Transforming the Saks Fifth Avenue stores and e-commerce businesses into separate companies is a prelude to potentially spinning off the e-commerce operation into a public company.

“Since March, we’ve been working quickly to drive rapid growth, and key to that is our laser focus on creating an online luxury shopping experience that is both exciting and easy for customers,” Metrick said in his letter to vendors.

He listed some changes to the experience since March, including launching everyday free shipping and free returns, advancing the digital stylist program which offers personal styling online; expanding Saks Limitless, an invitation-only program providing top shoppers with exclusive benefits and perks, and launching Saks Live, a livestream events platform.

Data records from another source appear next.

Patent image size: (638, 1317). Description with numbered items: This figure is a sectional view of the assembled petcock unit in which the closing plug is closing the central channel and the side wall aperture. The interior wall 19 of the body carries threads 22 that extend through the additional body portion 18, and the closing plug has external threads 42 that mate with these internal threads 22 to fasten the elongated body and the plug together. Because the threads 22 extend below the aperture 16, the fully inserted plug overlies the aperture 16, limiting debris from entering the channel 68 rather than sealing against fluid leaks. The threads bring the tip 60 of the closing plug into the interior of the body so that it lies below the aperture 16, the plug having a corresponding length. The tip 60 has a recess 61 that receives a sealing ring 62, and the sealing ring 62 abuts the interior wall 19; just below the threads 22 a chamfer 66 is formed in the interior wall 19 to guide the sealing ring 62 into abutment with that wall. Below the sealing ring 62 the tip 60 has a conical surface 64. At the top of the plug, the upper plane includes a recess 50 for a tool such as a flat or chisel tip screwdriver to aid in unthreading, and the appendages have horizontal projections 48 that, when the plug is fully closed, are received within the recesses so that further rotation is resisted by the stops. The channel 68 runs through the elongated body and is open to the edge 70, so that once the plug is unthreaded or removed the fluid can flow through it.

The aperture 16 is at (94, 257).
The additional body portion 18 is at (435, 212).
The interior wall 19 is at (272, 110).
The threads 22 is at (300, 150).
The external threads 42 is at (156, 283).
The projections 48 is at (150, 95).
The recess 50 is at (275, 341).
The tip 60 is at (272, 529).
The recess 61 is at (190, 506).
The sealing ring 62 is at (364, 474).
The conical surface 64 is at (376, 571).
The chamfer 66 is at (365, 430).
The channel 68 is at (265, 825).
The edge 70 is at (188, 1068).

He also said that the company has been ramping up marketing spend online and “prioritizing investments in channels and tactics that over-index in acquiring new customers. These actions have led to increases in key traffic-driving channels while also supporting the rapid growth of our customer base.

“Our team has also been growing with new talent joining every week to ensure we’re on a path to achieve our goals and scale quickly, particularly within our technology organization. Their fresh perspectives and digital-first mind-sets will be instrumental to our growth strategy.”

He did say that the Saks Fifth Avenue stores “remain a vital part of the Saks Fifth Avenue ecosystem, and we continue to work together to deliver an easy shopping experience.” Stores continue to provide buy online, pick up in store service, and handle exchanges, returns and alterations. “Additionally, style advisers across the 40-store fleet continue to leverage to serve their customers and drive sales,” Metrick wrote.

Discussing the first quarter, Saks Fifth Avenue had “strong performance across all channels with total sales up significantly over 2019, as customers began to update their wardrobes in anticipation for the world to reopen,” Metrick said.

Specific to the e-commerce business, Saks’ gross merchandising value exceeded expectations, up double digits versus 2019, with signs of an ongoing upward trajectory, Metrick said. “Since March, site traffic is up 79 percent, leading to an unprecedented number of orders, and new customer counts are up 84 percent to 2019.”

He said the Saks stores surpassed projections, with total sales higher than those in 2019, though no figures were disclosed. Key markets, including Atlanta, Houston and Chicago, were up double digits compared to 2019, Metrick said.

“We’ve started to see improvement in sales and traffic at the New York flagship and expect that as New York City fully reopens, business should ramp up through the remainder of the year.”

Men’s, women’s handbags and shoes were cited as top-performing categories both online and in stores. “Additionally, women’s apparel is trending toward a turnaround of the category as our core customer plans for a return to the office, events and travel,” Metrick said.

To strengthen the dot-com’s capital structure, two financial steps — a syndicated $350 million asset-based, five-year revolving credit facility and a $115 million senior secured term loan — were completed. “This financing, combined with our cash on hand, ensures we have substantial liquidity and flexibility to drive growth,” Metrick said in the letter. “Additionally, the stores business is well capitalized with substantially more liquidity than one year ago, primarily driven by its continued strong business.”